初蘭委屈地急道:“我,我哪是這個意思?我怎麼就不顧卿堯?若是卿堯有事,我自然站在他前頭為他正風擋雨,縱是豁出性命去也在所不惜。”
德郡王聽初蘭又說了願為男人豁出性命的話,更是惱怒,真狠不得一巴掌把這女兒打醒,卻又下這個手,只一掌狠狠地拍在了桌子上,氣得說不出話。
初蘭素畏父親,平日莫說德郡王氣到發抖,便是隻稍稍高了些聲調她便就嚇得不敢開口了,只這會兒她卻是一心想著凌天,只怕父王真要下令拿了凌天問罪,便壯了膽子道:“這事情還沒弄清楚,或許並非您想的那樣……凌天進府這麼多年,一直忠心耿耿,何嘗出過岔子?縱他果真是墨雲那個被帶去天啟的同胞兄弟,也不一定就必是個奸細啊?或許只是天啟一個普通百姓……”
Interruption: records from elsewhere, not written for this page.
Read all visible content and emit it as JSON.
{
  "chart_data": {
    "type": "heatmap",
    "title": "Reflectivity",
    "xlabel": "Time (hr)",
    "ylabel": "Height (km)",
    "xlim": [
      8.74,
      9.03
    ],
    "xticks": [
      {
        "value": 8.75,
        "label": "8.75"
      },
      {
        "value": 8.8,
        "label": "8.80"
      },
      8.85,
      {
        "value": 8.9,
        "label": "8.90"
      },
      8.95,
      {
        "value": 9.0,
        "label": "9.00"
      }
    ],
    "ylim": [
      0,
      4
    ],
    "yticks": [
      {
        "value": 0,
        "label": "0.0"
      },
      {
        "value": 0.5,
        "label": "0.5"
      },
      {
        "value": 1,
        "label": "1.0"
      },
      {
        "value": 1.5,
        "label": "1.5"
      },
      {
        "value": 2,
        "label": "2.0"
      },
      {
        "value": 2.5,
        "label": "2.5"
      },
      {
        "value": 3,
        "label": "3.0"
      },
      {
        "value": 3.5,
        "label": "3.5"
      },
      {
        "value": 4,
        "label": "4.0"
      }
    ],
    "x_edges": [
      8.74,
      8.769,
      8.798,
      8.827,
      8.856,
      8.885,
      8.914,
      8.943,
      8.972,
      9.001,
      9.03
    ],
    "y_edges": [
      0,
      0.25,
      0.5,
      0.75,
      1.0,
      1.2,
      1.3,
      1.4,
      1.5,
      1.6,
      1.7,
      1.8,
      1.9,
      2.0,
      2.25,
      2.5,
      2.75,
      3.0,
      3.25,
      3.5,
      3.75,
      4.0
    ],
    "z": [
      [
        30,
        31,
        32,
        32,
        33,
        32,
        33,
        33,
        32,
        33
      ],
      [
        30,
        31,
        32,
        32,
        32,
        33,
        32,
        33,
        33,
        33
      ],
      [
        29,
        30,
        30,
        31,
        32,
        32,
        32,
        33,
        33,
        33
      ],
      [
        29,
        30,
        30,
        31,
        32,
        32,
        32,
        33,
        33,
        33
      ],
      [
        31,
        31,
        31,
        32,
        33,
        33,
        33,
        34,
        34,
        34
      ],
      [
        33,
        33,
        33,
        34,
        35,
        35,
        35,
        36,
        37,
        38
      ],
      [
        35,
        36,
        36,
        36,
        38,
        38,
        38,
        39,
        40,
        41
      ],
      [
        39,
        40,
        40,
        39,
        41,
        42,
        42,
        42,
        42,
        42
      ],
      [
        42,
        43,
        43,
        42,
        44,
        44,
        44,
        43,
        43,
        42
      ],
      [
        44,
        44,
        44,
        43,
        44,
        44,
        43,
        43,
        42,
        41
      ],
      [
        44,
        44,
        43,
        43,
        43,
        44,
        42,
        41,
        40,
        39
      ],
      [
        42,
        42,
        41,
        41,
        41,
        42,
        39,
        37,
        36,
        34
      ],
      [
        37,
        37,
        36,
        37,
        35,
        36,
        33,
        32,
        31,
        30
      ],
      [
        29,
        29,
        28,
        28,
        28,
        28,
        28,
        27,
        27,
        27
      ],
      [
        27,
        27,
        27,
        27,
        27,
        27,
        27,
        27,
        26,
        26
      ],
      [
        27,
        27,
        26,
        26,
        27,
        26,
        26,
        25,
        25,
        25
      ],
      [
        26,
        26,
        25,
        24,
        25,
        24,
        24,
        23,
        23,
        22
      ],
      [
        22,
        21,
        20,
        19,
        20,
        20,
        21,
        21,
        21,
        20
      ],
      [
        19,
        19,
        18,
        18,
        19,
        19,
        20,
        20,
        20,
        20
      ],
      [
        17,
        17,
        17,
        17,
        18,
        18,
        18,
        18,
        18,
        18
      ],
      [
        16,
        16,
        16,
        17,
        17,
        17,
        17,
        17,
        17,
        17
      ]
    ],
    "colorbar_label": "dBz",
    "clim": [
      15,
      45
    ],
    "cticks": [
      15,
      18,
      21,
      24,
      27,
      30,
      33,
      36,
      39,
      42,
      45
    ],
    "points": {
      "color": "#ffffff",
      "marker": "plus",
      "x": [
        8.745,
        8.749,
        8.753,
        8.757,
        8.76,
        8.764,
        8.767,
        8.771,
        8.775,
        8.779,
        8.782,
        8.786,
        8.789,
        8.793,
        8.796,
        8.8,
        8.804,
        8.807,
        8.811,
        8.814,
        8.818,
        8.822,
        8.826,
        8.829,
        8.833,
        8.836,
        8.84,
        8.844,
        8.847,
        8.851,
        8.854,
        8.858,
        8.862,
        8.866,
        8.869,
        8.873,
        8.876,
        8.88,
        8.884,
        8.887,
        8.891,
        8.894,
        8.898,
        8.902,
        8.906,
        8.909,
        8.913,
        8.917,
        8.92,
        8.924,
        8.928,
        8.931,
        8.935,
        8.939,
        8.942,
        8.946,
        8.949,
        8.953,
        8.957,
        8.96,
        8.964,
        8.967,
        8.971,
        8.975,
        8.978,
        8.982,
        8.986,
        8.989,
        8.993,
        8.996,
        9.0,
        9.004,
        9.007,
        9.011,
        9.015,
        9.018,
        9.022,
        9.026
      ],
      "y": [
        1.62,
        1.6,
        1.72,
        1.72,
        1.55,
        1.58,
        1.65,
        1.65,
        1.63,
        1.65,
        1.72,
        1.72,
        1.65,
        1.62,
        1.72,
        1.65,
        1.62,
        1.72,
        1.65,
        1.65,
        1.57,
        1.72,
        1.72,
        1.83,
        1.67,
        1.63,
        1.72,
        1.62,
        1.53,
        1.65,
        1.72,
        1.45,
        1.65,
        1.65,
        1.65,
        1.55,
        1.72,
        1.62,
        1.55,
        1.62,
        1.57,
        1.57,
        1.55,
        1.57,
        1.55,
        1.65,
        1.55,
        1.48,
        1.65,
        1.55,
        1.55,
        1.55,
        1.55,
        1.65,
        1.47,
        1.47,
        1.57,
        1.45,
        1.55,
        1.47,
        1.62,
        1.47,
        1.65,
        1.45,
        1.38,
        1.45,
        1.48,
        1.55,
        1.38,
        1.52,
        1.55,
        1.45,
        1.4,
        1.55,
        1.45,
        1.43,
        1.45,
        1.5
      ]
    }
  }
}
德郡王嘆道:“你是真糊塗呢,還是自欺欺人?他若只是普通百姓,不安生待在天啟,千里迢迢的來咱們大顏做什麼!他若真是普通百姓,又如何有那一身了得的功夫!他若是普通百姓,又何必苦心編了謊言來掩飾身份!這樁樁件件只連為父都看得出,你已立事多年,怎能假裝看不到!”